The jailed Briton was named as 30-year-old Hayden Davies by Russia’s Prosecutor General which said he had been tried by a court in a part of Russian-controlled Donetsk, one of four Ukrainian regions which Moscow claimed as its own in 2022 in a move Kyiv and the West rejected an illegal land grab.
State prosecutors released a video of Davies being questioned as he stood behind bars, dressed in a black coat and with a shaven head. He says in the video that he had traveled to Ukraine to join the International Legion which paid him $400-500 per month.
The International Legion for the Defense of Ukraine is a unit of the Ukrainian military made up of foreign volunteers.
Asked if he pleaded guilty to the charge against him, Davies says “yeah” and nods his head.
It was not clear whether Davies was speaking under duress and there was no immediate comment from the British Foreign Office.
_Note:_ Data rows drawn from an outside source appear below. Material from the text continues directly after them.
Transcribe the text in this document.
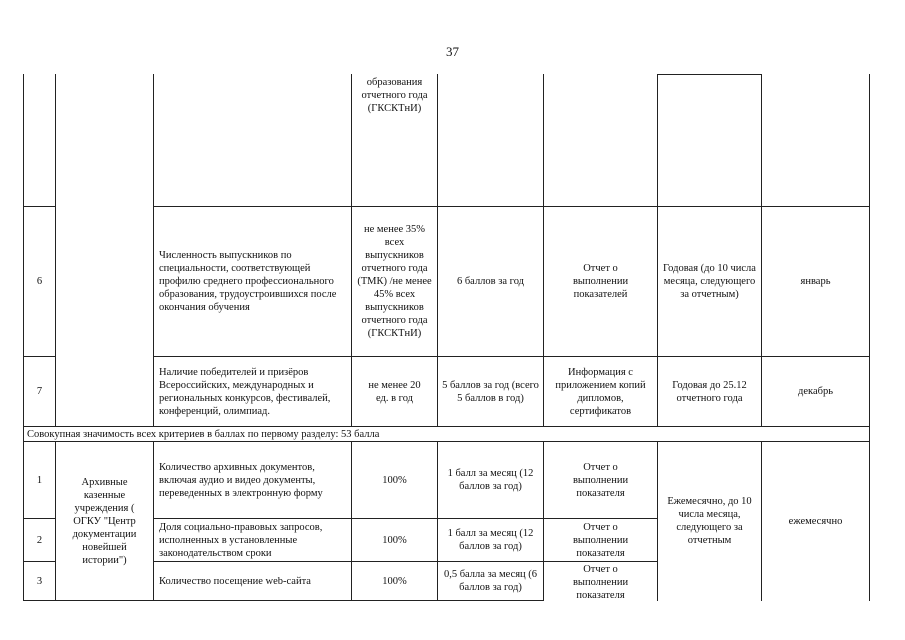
37
образования отчетного года (ГКСКТнИ)
6
Численность выпускников по специальности, соответствующей профилю среднего профессионального образования, трудоустроившихся после окончания обучения
не менее 35% всех выпускников отчетного года (ТМК) /не менее 45% всех выпускников отчетного года (ГКСКТнИ)
6 баллов за год
Отчет о выполнении показателей
Годовая (до 10 числа месяца, следующего за отчетным)
январь
7
Наличие победителей и призёров Всероссийских, международных и региональных конкурсов, фестивалей, конференций, олимпиад.
не менее 20 ед. в год
5 баллов за год (всего 5 баллов в год)
Информация с приложением копий дипломов, сертификатов
Годовая до 25.12 отчетного года
декабрь
Совокупная значимость всех критериев в баллах по первому разделу: 53 балла
Архивные казенные учреждения ( ОГКУ "Центр документации новейшей истории")
Ежемесячно, до 10 числа месяца, следующего за отчетным
ежемесячно
1
Количество архивных документов, включая аудио и видео документы, переведенных в электронную форму
100%
1 балл за месяц (12 баллов за год)
Отчет о выполнении показателя
2
Доля социально-правовых запросов, исполненных в установленные законодательством сроки
100%
1 балл за месяц (12 баллов за год)
Отчет о выполнении показателя
3	Количество посещение web-сайта	100%
0,5 балла за месяц (6 баллов за год)
Отчет о выполнении показателя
London in February said Davies was not a mercenary but a Prisoner of War entitled to protection under the Geneva Conventions. It also condemned what it called Moscow’s exploitation of prisoners of war “for political and propaganda purposes.”
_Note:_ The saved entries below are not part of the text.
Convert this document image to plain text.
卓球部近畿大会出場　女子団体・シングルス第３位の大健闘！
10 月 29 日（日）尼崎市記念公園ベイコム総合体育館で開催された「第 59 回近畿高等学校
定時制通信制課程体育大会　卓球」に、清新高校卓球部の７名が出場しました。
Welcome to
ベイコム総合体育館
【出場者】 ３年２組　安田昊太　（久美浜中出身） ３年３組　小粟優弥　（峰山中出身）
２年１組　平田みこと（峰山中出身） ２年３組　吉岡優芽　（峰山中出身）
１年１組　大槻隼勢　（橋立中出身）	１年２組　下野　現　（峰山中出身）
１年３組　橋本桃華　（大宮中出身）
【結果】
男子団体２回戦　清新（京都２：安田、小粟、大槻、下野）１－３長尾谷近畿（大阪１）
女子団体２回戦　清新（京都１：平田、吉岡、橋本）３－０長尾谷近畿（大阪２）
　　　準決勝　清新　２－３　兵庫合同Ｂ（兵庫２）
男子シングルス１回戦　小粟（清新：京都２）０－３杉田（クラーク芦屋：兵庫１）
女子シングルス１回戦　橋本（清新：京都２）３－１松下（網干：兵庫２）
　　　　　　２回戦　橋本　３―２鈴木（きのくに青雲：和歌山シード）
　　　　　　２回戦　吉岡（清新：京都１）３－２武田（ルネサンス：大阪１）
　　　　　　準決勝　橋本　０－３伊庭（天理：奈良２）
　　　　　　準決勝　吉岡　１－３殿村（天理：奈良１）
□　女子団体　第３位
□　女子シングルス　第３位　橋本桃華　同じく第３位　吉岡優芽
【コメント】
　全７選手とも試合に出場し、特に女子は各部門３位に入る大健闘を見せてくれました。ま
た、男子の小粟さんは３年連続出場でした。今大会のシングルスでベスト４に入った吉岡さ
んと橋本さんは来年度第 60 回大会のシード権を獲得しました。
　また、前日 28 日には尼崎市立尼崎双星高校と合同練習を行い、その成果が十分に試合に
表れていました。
Russian prosecutors said on Thursday that Davies had arrived in western Ukraine in August 2024, signed a contract to fight for the International Legion, undergone military training, and then fought against the Russian army in Donetsk.
Davies had been captured by Russia in winter 2024 carrying a US-made assault rifle and ammunition, they said.
British media have reported that Davies once served in the British army and is married and originally from Southampton.
A Russian court jailed another British man, James Scott Rhys Anderson, for 19 years in March after finding him guilty of fighting for Ukraine in the Kursk region of western Russia.